Dieci anni senza la non-diva Mariangela Melato

In ricordo di un’attrice di grande talento che è parte della storia del cinema italiano.

Mario Sesti

“Io sono un’attrice non una diva. A volte mi rendo conto che esagero nel senso opposto. Per esempio, se incontro una mia compagna con la quale ho lavorato in teatro dieci anni fa, esagero nel mostrarle simpatia, tenerezza, amicizia, perché non voglio che pensi che sono una diva e già in quel momento non sono più me stessa”. Non era una diva la Melato?

Forse non era neanche una donna: né mariti, né figli, né fidanzati “da tenere per mano”. A dieci anni dalla sua morte, che ricorrono in queste ore, anche la sua apparenza corporea appare di dubbia classificazione zoologica: gli occhi distanti, l’ovale affilato come una scultura di Brancusi (nuda posò per Piero Manzoni), la silhouette stilizzata come un logo grafico. E la velocità elettrica del ritmo delle sue battute? È davvero esistita la Melato nel cinema italiano visto che non c’è niente, ma proprio niente che le somigli?

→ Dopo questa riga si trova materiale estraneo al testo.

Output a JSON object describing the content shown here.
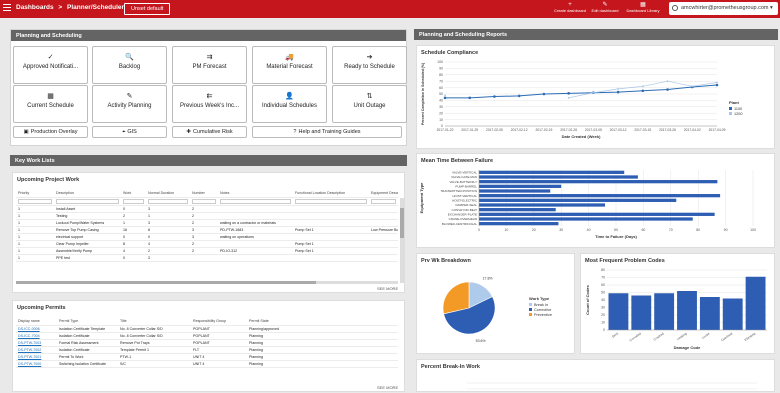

Certo che è esistita come ricorda bene anche chi sia stato semplicemente sfiorato dalla sintesi folgorante di sensualità e arroganza, comicità e dolore abissale, biondo platino e sopracciglia d’inchiostro, le gambe che misurano il mondo come compassi e gli occhi che scannerizzano lo spazio come una creatura di intelligenza artificiale: hanno generato soprassalti unici alle platee dei suoi 70 film oltre alla materia prima di cui registi come Sergio Citti (Casotto), Salce (Basta guardarla), Monicelli (Caro Michele), Petri (La classe operaia va in paradiso) e naturalmente la Wertmuller (Film d’amore e d’anarchia – che dispone forse del suo personaggio più struggente, una prostituta innamorata di un aspirante killer di Mussolini – e Travolti da un insolito destino) non avrebbero potuto mai fare a meno.  Hollywood non è mai riuscita a reclutarla ma Madonna si è messa a studiare sul serio (senza grande profitto, purtroppo) per rifarla nel remake americano di Travolti.

L’abbiamo vista tutti al cinema (e chi non l’ha fatto, peggio per lui, perché insieme alla Vitti è stata la più brava attrice italiana dopo la fine degli anni ’60, punto), meno a teatro dove ha lavorato con i giganti (Fo, Ronconi, Visconti) ma ancor meno sono stati   quelli più privilegiati che hanno goduto dei suoi leggendari provini, del suo perfezionismo austriaco (era figlia di un triestino che si era fatto anche Dachau). Scrisse uno dei più autorevoli studiosi del palcoscenico di quegli anni, Ugo Volli: “A vederla provare le scene in cui, pian piano, vien fuori il suo segreto, fa già molta impressione: glaciale e furiosa, seduttiva e annoiata, ansiosa e indifferente, come un animale mezzo pitone e mezzo leopardo, ma sempre assolutamente femminile”. E che femminilità: una dinamica aberrante che passa dalla fragilità più crepitante a urla che sbranano.

Non era una diva, non era una donna come ce ne erano allora (ma francamente non c’è niente di comparabile oggi in tutto lo show business, in tutti gli schermi grandi e piccolissimi dai quali non riusciamo a staccarci per tutto il giorno: niente di niente), l’anello mancante tra una Jean Harlow disegnata da Klee e una venusiana creata dalla Pixar. Quando fanno capoccetta con Giannini, riccioluto e abbronzato, non potrebbero essere il prodotto di un effetto digitale?

Nel 2006 io e Carlo Verdone, che curavamo un festival a Siena, le chiedemmo di poterle fare omaggio con una retrospettiva. Lei declinò con fermezza. Non era ancora finita la sua carriera. Non le sembrava il caso. La Melato non era una diva.